Make sure you optimize your gig descriptions to sell yourself, and your services, and really stand out by telling or showing potential clients why they need to hire you.
Where you appear in search results
One of the biggest things that impact your orders is where your Fiverr gigs appear in search results. If you’re hiding somewhere on page 18 of search results, you’re not getting a ton of clicks.
The problem is, It can be really hard to rank well, especially as a new seller, because those who appear toward the top are usually those who have good reviews or current orders pending.
Focus on SEO and your gig image, and make sure that you price low to begin. This will you up your chances of appearing in search results on Fiverr, especially for those who use a price filter and are looking for someone cheap to hire. When you start, those buyers are your best bet!
Your skill level
Of course, all of the above is important, but so is your skill level! Regardless of what type of service you offer, you should always mention your skill or experience level in your gig description and seller profile. Especially if you are highly skilled and have experience!
Tips for Getting Your First Fiverr Order
Getting your first Fiverr order can take a while, but there are some shortcuts to make that first order come a little faster:
Ask Your Network
The easiest way to get your first order on a new gig? Ask your network to hire you or spread the word. I know, it sounds like cheating. I didn’t do this when I started on Fiverr, and I probably would have gained traction much faster if I did!
Throw up your Fiverr gig link on social media, email some people to see if they’re looking for help in whatever service you offer, etc. Just getting that first order and a good review will really boost your chances of getting over that hump and getting more orders.
Max Out Your Gigs
Don’t just create one gig and wait. It’s always a good idea to max out the number of gigs Fiverr allows you as a new seller. At the time that I’m writing this, new sellers are allowed up to 7 gigs!
You truly don’t know which gig will gain traction first. When I started, I had a handful of blog post writing gigs and one of them took off while the others just kind of sat there.
Having more gigs to play around with and more gigs to show up in search results will greatly increase your chances of someone finding your gig and hiring you!
I know, you’re always told to charge what you’re worth. In a perfect world, that would work! But when you’re just getting started on a platform as a new seller, and there are tons of other sellers with a solid reputation, one of the best ways to get attention is to price low. Once you start getting orders, you’ll be able to bump your prices.
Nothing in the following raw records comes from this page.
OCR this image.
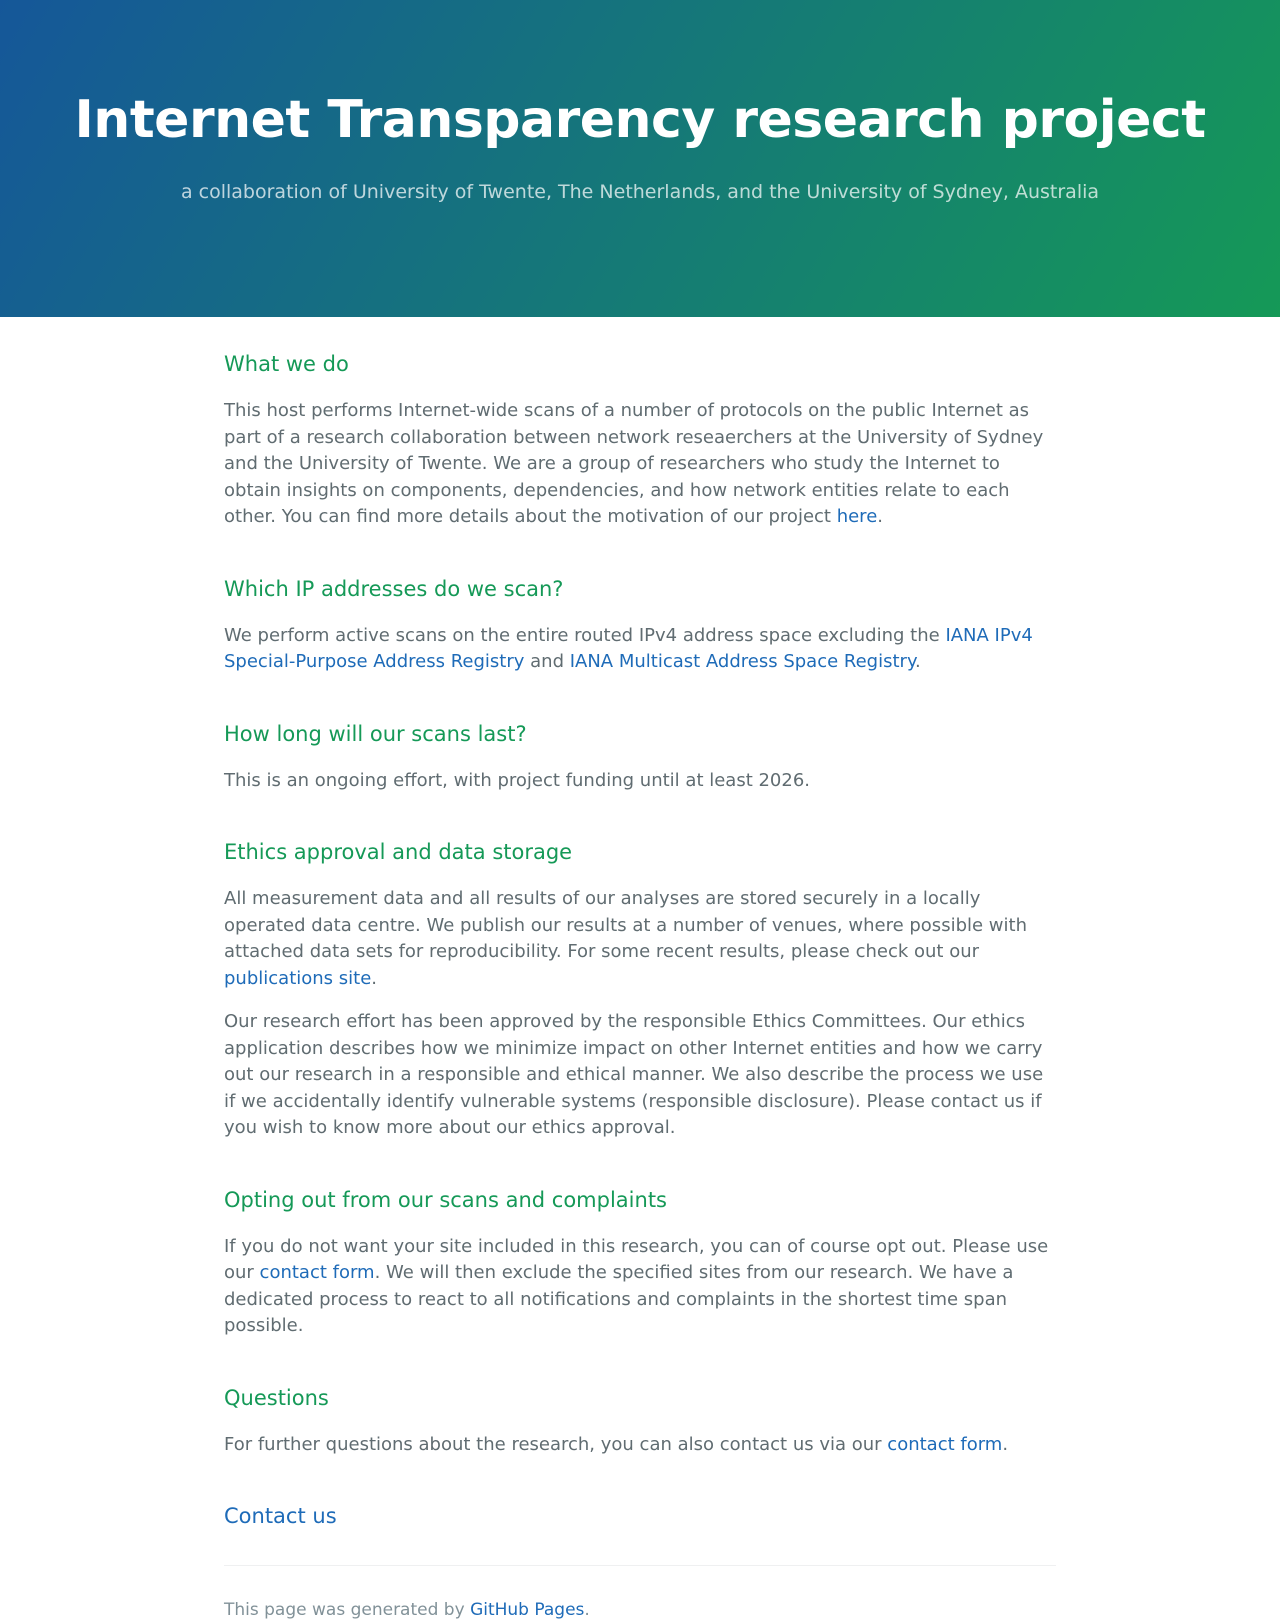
Internet Transparency research project
a collaboration of University of Twente, The Netherlands, and the University of Sydney, Australia
What we do

This host performs Internet-wide scans of a number of protocols on the public Internet as part of a research collaboration between network reseaerchers at the University of Sydney and the University of Twente. We are a group of researchers who study the Internet to obtain insights on components, dependencies, and how network entities relate to each other. You can find more details about the motivation of our project here.

Which IP addresses do we scan?

We perform active scans on the entire routed IPv4 address space excluding the IANA IPv4 Special-Purpose Address Registry and IANA Multicast Address Space Registry.

How long will our scans last?

This is an ongoing effort, with project funding until at least 2026.

Ethics approval and data storage

All measurement data and all results of our analyses are stored securely in a locally operated data centre. We publish our results at a number of venues, where possible with attached data sets for reproducibility. For some recent results, please check out our publications site.

Our research effort has been approved by the responsible Ethics Committees. Our ethics application describes how we minimize impact on other Internet entities and how we carry out our research in a responsible and ethical manner. We also describe the process we use if we accidentally identify vulnerable systems (responsible disclosure). Please contact us if you wish to know more about our ethics approval.

Opting out from our scans and complaints

If you do not want your site included in this research, you can of course opt out. Please use our contact form. We will then exclude the specified sites from our research. We have a dedicated process to react to all notifications and complaints in the shortest time span possible.

Questions

For further questions about the research, you can also contact us via our contact form.

Contact us
This page was generated by GitHub Pages.
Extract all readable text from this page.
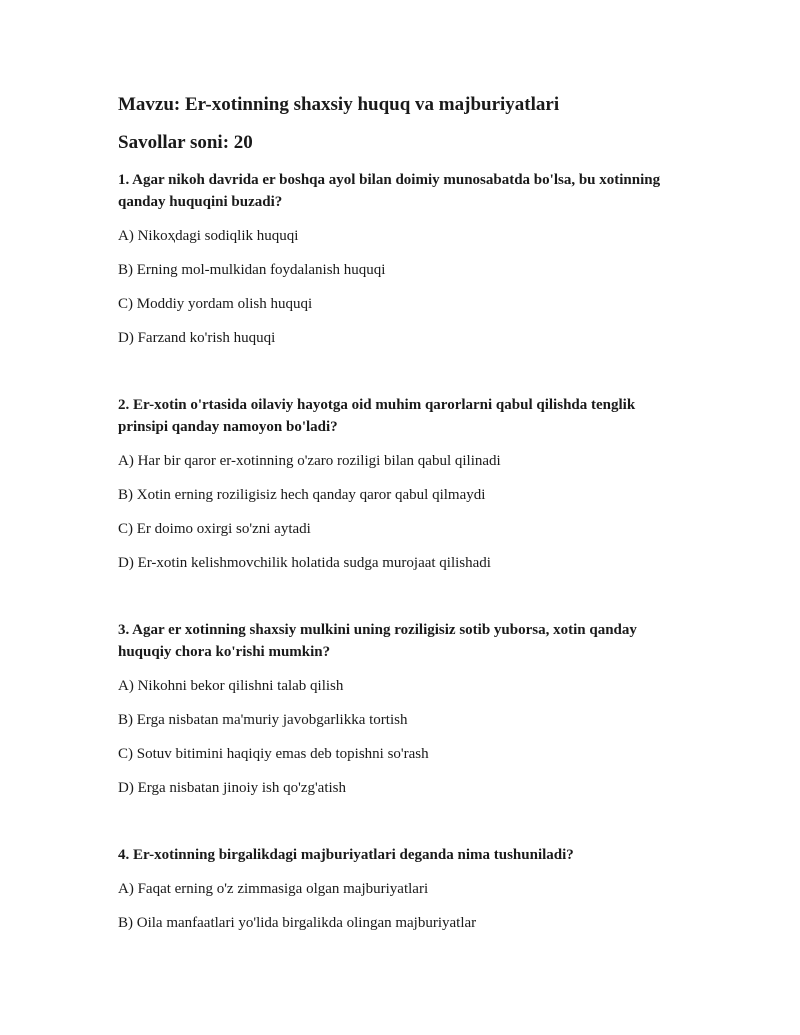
Mavzu: Er-xotinning shaxsiy huquq va majburiyatlari

Savollar soni: 20

1. Agar nikoh davrida er boshqa ayol bilan doimiy munosabatda bo'lsa, bu xotinning qanday huquqini buzadi?

A) Nikoҳdagi sodiqlik huquqi

B) Erning mol-mulkidan foydalanish huquqi

C) Moddiy yordam olish huquqi

D) Farzand ko'rish huquqi

2. Er-xotin o'rtasida oilaviy hayotga oid muhim qarorlarni qabul qilishda tenglik prinsipi qanday namoyon bo'ladi?

A) Har bir qaror er-xotinning o'zaro roziligi bilan qabul qilinadi

B) Xotin erning roziligisiz hech qanday qaror qabul qilmaydi

C) Er doimo oxirgi so'zni aytadi

D) Er-xotin kelishmovchilik holatida sudga murojaat qilishadi

3. Agar er xotinning shaxsiy mulkini uning roziligisiz sotib yuborsa, xotin qanday huquqiy chora ko'rishi mumkin?

A) Nikohni bekor qilishni talab qilish

B) Erga nisbatan ma'muriy javobgarlikka tortish

C) Sotuv bitimini haqiqiy emas deb topishni so'rash

D) Erga nisbatan jinoiy ish qo'zg'atish

4. Er-xotinning birgalikdagi majburiyatlari deganda nima tushuniladi?

A) Faqat erning o'z zimmasiga olgan majburiyatlari

B) Oila manfaatlari yo'lida birgalikda olingan majburiyatlar
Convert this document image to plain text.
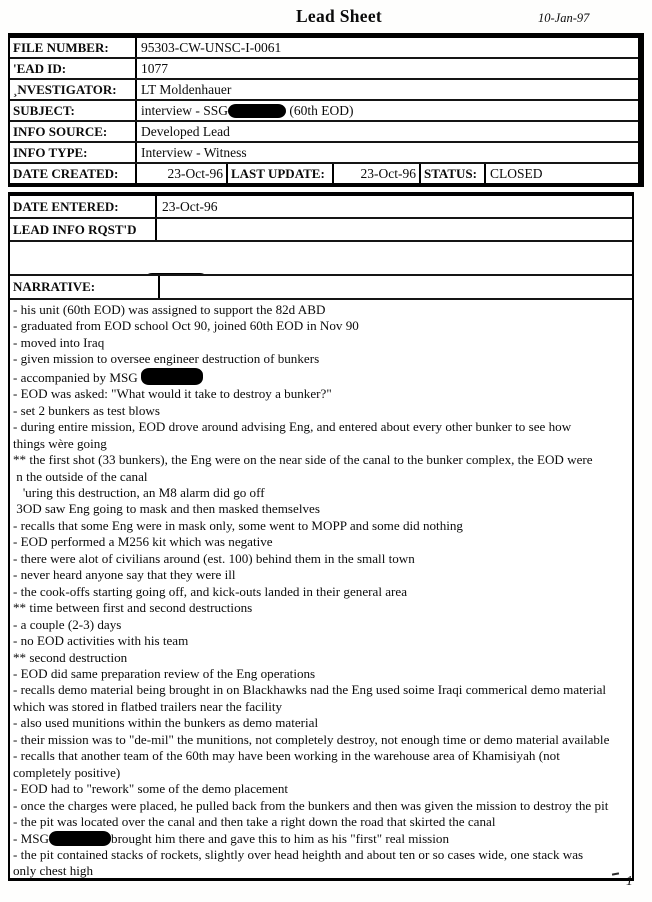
Lead Sheet	10-Jan-97
FILE NUMBER:	95303-CW-UNSC-I-0061
'EAD ID:	1077
¸NVESTIGATOR:	LT Moldenhauer
SUBJECT:	interview - SSG	(60th EOD)
INFO SOURCE:	Developed Lead
INFO TYPE:	Interview - Witness
DATE CREATED:	23-Oct-96 LAST UPDATE:	23-Oct-96 STATUS: CLOSED
DATE ENTERED:	23-Oct-96
LEAD INFO RQST'D

NARRATIVE:
- his unit (60th EOD) was assigned to support the 82d ABD
- graduated from EOD school Oct 90, joined 60th EOD in Nov 90
- moved into Iraq
- given mission to oversee engineer destruction of bunkers
- accompanied by MSG
- EOD was asked: "What would it take to destroy a bunker?"
- set 2 bunkers as test blows
- during entire mission, EOD drove around advising Eng, and entered about every other bunker to see how
things wère going
** the first shot (33 bunkers), the Eng were on the near side of the canal to the bunker complex, the EOD were
n the outside of the canal
'uring this destruction, an M8 alarm did go off
3OD saw Eng going to mask and then masked themselves
- recalls that some Eng were in mask only, some went to MOPP and some did nothing
- EOD performed a M256 kit which was negative
- there were alot of civilians around (est. 100) behind them in the small town
- never heard anyone say that they were ill
- the cook-offs starting going off, and kick-outs landed in their general area
** time between first and second destructions
- a couple (2-3) days
- no EOD activities with his team
** second destruction
- EOD did same preparation review of the Eng operations
- recalls demo material being brought in on Blackhawks nad the Eng used soime Iraqi commerical demo material
which was stored in flatbed trailers near the facility
- also used munitions within the bunkers as demo material
- their mission was to "de-mil" the munitions, not completely destroy, not enough time or demo material available
- recalls that another team of the 60th may have been working in the warehouse area of Khamisiyah (not
completely positive)
- EOD had to "rework" some of the demo placement
- once the charges were placed, he pulled back from the bunkers and then was given the mission to destroy the pit
- the pit was located over the canal and then take a right down the road that skirted the canal
- MSG	brought him there and gave this to him as his "first" real mission
- the pit contained stacks of rockets, slightly over head heighth and about ten or so cases wide, one stack was
only chest high
1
Setting Realistic Expectations
Time for some harsh truth. Fiverr can be a great platform to make extra cash and build up a client base, but it’s not going to give you an overflowing bank account overnight. If you work hard, test new ways to get orders, and do good work which results in good reviews, you really can make a good side income, or possibly even full-time income, if that’s what your striving for. But remember: it is work!
Is being a Fiverr freelancer a good business model?
I truly believe that Fiverr is a great place to make an extra income or a part time income. Of all the online platforms for freelancers, it’s the only one I have really been able to find success with.
How can I get more orders on Fiverr?
most important things, star reviews, seller level, good reputation
There are a lot of things you can do to get more orders on Fiverr! One of the most important things is that when you DO get an order, make sure you do good work so you can get 5 star reviews, increase your seller level, and build a good reputation.
Can Fiverr be a full time job?
While the majority of Fiverr sellers aren’t doing it full time, there are definitely sellers who are doing it full time. I was able to make a full time income of $5,000-$6,000/month for two months before I took a step back because it was taking up too much of my time.